Cloud Architecture

Canary k8s deployments with Flagger

Canary deployments are a strategic approach to software release where a new version of an application is gradually rolled out to a small subset of users. This allows for testing in a live production environment while minimizing the risk of widespread impact.

Flagger is an open-source progressive delivery tool that automates canary deployments and rollbacks in Kubernetes. It simplifies the process and provides advanced features for monitoring, alerting, and automatic rollbacks.
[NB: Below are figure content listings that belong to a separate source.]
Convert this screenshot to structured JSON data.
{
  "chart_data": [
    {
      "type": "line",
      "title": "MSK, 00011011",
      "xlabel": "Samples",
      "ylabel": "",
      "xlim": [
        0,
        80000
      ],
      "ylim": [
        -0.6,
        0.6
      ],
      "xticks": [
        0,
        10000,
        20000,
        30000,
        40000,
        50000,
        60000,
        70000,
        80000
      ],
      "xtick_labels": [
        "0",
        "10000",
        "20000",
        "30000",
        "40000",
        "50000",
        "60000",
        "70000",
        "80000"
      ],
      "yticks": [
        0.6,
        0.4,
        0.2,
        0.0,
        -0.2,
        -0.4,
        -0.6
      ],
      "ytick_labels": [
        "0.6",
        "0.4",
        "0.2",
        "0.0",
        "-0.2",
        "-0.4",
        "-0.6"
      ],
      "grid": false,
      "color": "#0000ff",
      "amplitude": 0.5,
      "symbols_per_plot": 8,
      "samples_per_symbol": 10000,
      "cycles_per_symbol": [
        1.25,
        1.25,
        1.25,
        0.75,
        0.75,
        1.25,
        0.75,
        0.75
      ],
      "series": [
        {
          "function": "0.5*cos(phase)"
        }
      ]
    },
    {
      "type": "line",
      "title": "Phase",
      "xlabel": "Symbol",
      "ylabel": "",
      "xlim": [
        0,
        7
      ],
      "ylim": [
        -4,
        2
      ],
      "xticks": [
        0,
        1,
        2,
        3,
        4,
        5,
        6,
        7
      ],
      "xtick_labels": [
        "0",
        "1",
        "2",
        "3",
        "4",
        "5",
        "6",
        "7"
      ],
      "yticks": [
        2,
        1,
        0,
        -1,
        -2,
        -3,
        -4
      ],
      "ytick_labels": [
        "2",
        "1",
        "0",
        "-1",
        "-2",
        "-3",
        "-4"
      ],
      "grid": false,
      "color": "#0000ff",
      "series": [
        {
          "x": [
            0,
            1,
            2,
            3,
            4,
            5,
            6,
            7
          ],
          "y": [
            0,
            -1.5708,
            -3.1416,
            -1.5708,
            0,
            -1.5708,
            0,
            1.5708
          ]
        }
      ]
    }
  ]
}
Key Components of Flagger Canary Deployments:

Traffic Splitting/Routing: Flagger creates a new deployment for the canary version, typically a replica of the stable deployment. A portion of the incoming traffic is directed to the canary deployment, while the rest goes to the stable deployment. Flagger uses a traffic routing mechanism, such as Istio or Kubernetes Ingress, to split traffic between the stable and canary deployments.
Monitoring and Analysis/Metric-Based Scaling: The canary deployment is closely monitored for performance, errors, and user behavior. Flagger monitors key metrics like error rates, latency, and request rates. If the canary deployment meets predefined criteria, it automatically scales up.
Automated Rollback: If the canary deployment fails to meet the criteria or experiences issues, Flagger automatically rolls back to the stable deployment
Progressive Rollout: If the canary deployment performs satisfactorily, the traffic is gradually shifted to it, eventually reaching 100%.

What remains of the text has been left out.